Elle est morte à l'âge de 52 ans en septembre 2004, deux mois avant la date fixée pour la noce. C'est donc un mariage posthume qui sera célébré dans la mairie de Lamontélarié, petite commune du Tarn.
Pour parvenir à tenir la promesse de l'épouser qu'il lui avait faite sur son lit de mort , Jean-Louis Ronzier a dû batailler pendant plus de trois ans. « Des années de calvaire administratif, résume-t-il. Mais si cela avait dû durer dix ans, j'aurais tenu. » Pour couper court à ceux qui verraient dans cette union autre chose qu'un « mariage d'amour », Jean-Louis Ronzier précise que ce mariage à titre posthume n'aura aucune conséquence financière, la succession de sa compagne ayant déjà été réglée.
« Je l'aime toujours »
Le couple s'est rencontré à Paris dans les années 1980. Servin anime alors des émissions sur Radio Libertaire et des « soirées de poésie expérimentale » dans un cabaret. « Alma était l'égérie d'un mouvement de squats d'artistes, une pointure intellectuelle, raconte fièrement Jean-Louis Ronzier. On a connu un amour passion. » A cette époque, pas question de mariage entre les deux amants. Au fil du temps, ils y songent. C'est Jean-Louis qui retarde l'échéance, préférant « attendre la retraite ». Mais Alma est malade. Elle doit subir une opération qui sera suivie d'une rechute. « Sa mort est arrivée vite... On ne s'y attendait pas », soupire le peintre. « Elle tenait à ce mariage. Elle voulait en faire une fête. Elle avait même acheté ce chapeau 1900 pour la cérémonie », sourit-il tristement en montrant un large chapeau de paille recouvert d'une longue pièce de tulle.

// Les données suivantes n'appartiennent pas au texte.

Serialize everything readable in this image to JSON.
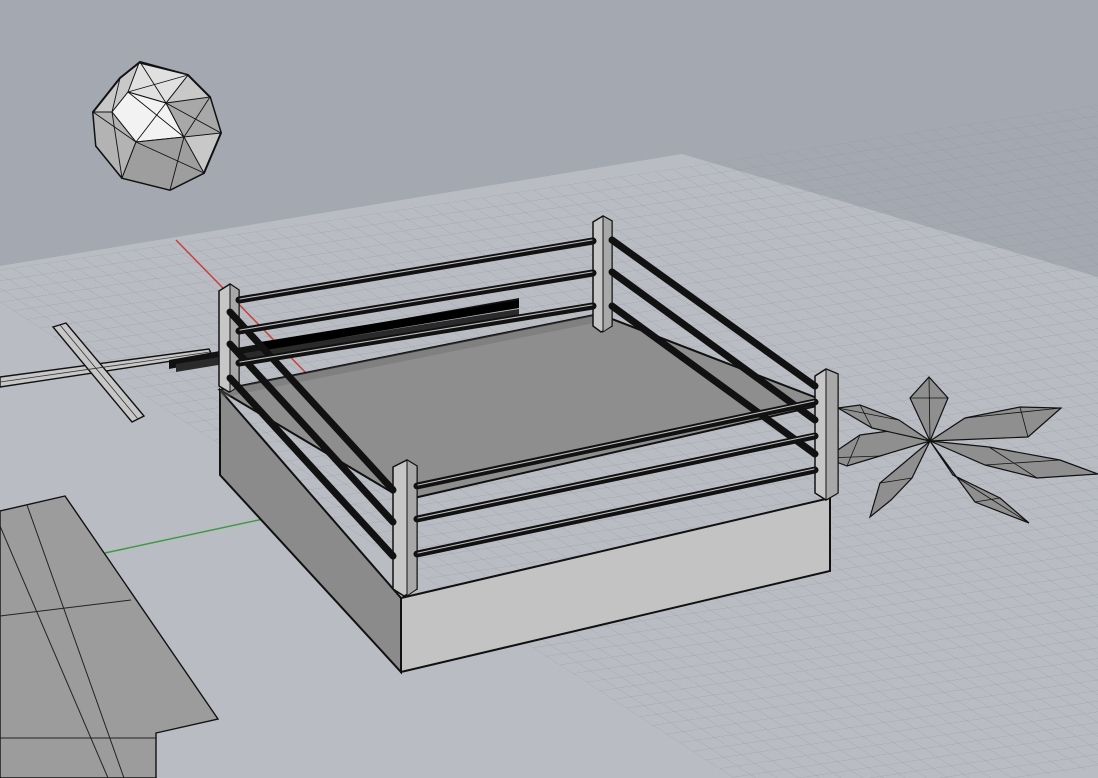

Après deux recours gracieux et deux refus, l'artiste a fini par obtenir l'autorisation du mariage par décret du président de la République, contresigné par le Premier ministre et la garde des Sceaux. « Je crois qu'elle aurait été fière de moi. A ma place, elle en aurait fait autant. Je l'aime toujours et les autres femmes ne m'intéressent pas », confie le sculpteur. Après la cérémonie, un cocktail sera servi dans le jardin de l'ancien presbytère où vit le futur marié, au milieu d'une exposition de sculptures et de photos en hommage à Alma, son « amour passion ».
Une histoire glauque ? Morbide ?
Moi je ne vois que l'amour.
Je ne vois qu'un amour infini, profond.
Je vois en cette histoire la definition meme de l'amour, celui qui durera jusqu'a la fin.